Women Coming Ashore from a Pleasure Boat on the Sumida River
- Date:
- c. 1785
- Medium:
- Color woodblock print; oban triptych
- Source:
- Art Institute of Chicago
Description
Women Coming Ashore from a Pleasure Boat on the Sumida River, a Torii Kiyonaga design held by the Art Institute of Chicago and dated to about 1780, captures one of the most fashionable Edo summer pastimes. Pleasure boats on the Sumida carried entertainers and patrons to viewing parties for fireworks, breezes, and moonlight, and Kiyonaga shows the moment when a group of well-dressed women step from the vessel onto a wooden landing. The composition uses the gangplank and the curve of the boat to organize a stately line of figures whose elongated proportions, balanced postures, and richly patterned summer robes typify Kiyonaga's Edo [bijin-ga](/glossary/bijin-ga) in this period.

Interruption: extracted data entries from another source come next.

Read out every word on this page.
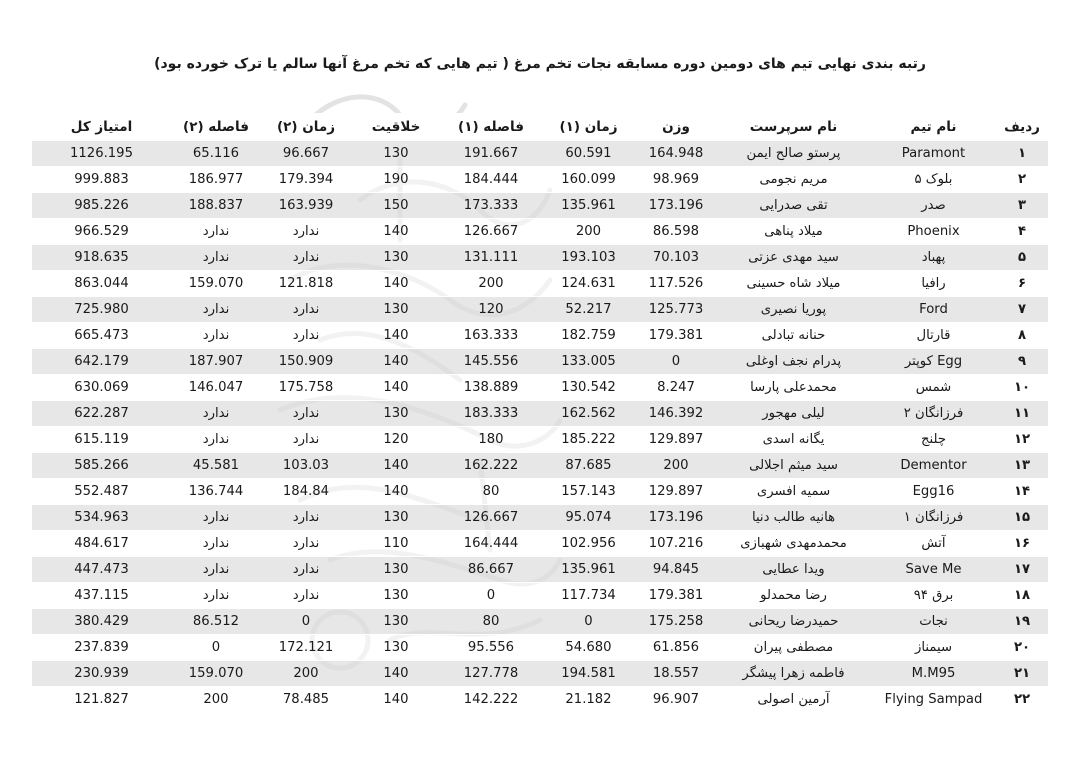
رتبه بندی نهایی تیم های دومین دوره مسابقه نجات تخم مرغ ( تیم هایی که تخم مرغ آنها سالم یا ترک خورده بود)
ردیف	نام تیم	نام سرپرست	وزن	زمان (۱)	فاصله (۱)	خلاقیت	زمان (۲)	فاصله (۲)	امتیاز کل
۱	Paramont	پرستو صالح ایمن	164.948	60.591	191.667	130	96.667	65.116	1126.195
۲	بلوک ۵	مریم نجومی	98.969	160.099	184.444	190	179.394	186.977	999.883
۳	صدر	تقی صدرایی	173.196	135.961	173.333	150	163.939	188.837	985.226
۴	Phoenix	میلاد پناهی	86.598	200	126.667	140	ندارد	ندارد	966.529
۵	پهباد	سید مهدی عزتی	70.103	193.103	131.111	130	ندارد	ندارد	918.635
۶	رافیا	میلاد شاه حسینی	117.526	124.631	200	140	121.818	159.070	863.044
۷	Ford	پوریا نصیری	125.773	52.217	120	130	ندارد	ندارد	725.980
۸	قارتال	حنانه تبادلی	179.381	182.759	163.333	140	ندارد	ندارد	665.473
۹	Egg کوپتر	پدرام نجف اوغلی	0	133.005	145.556	140	150.909	187.907	642.179
۱۰	شمس	محمدعلی پارسا	8.247	130.542	138.889	140	175.758	146.047	630.069
۱۱	فرزانگان ۲	لیلی مهجور	146.392	162.562	183.333	130	ندارد	ندارد	622.287
۱۲	چلنج	یگانه اسدی	129.897	185.222	180	120	ندارد	ندارد	615.119
۱۳	Dementor	سید میثم اجلالی	200	87.685	162.222	140	103.03	45.581	585.266
۱۴	Egg16	سمیه افسری	129.897	157.143	80	140	184.84	136.744	552.487
۱۵	فرزانگان ۱	هانیه طالب دنیا	173.196	95.074	126.667	130	ندارد	ندارد	534.963
۱۶	آتش	محمدمهدی شهبازی	107.216	102.956	164.444	110	ندارد	ندارد	484.617
۱۷	Save Me	ویدا عطایی	94.845	135.961	86.667	130	ندارد	ندارد	447.473
۱۸	برق ۹۴	رضا محمدلو	179.381	117.734	0	130	ندارد	ندارد	437.115
۱۹	نجات	حمیدرضا ریحانی	175.258	0	80	130	0	86.512	380.429
۲۰	سیمناز	مصطفی پیران	61.856	54.680	95.556	130	172.121	0	237.839
۲۱	M.M95	فاطمه زهرا پیشگر	18.557	194.581	127.778	140	200	159.070	230.939
۲۲	Flying Sampad	آرمین اصولی	96.907	21.182	142.222	140	78.485	200	121.827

As head of the Torii school, Kiyonaga had taken the workshop, originally devoted to theater signboards, into the realm of urbane single-sheet beauties, and this kind of riverside scene shows the genre at its most confident. Each woman carries a distinct attribute - a parasol, a fan, a small chest - so that the group reads as a small narrative rather than a parade, while details such as the boatman's posture and the water rendered in flat color ground the scene in a recognizable Edo locale. The restraint of the palette and the careful registration typical of block printing in the late 1770s and early 1780s reinforce the sense of measured leisure. Catalogued at the Art Institute of Chicago, the sheet is a representative example of how the Torii school's leading designer used the river as a stage for the manners and fashions of his contemporaries.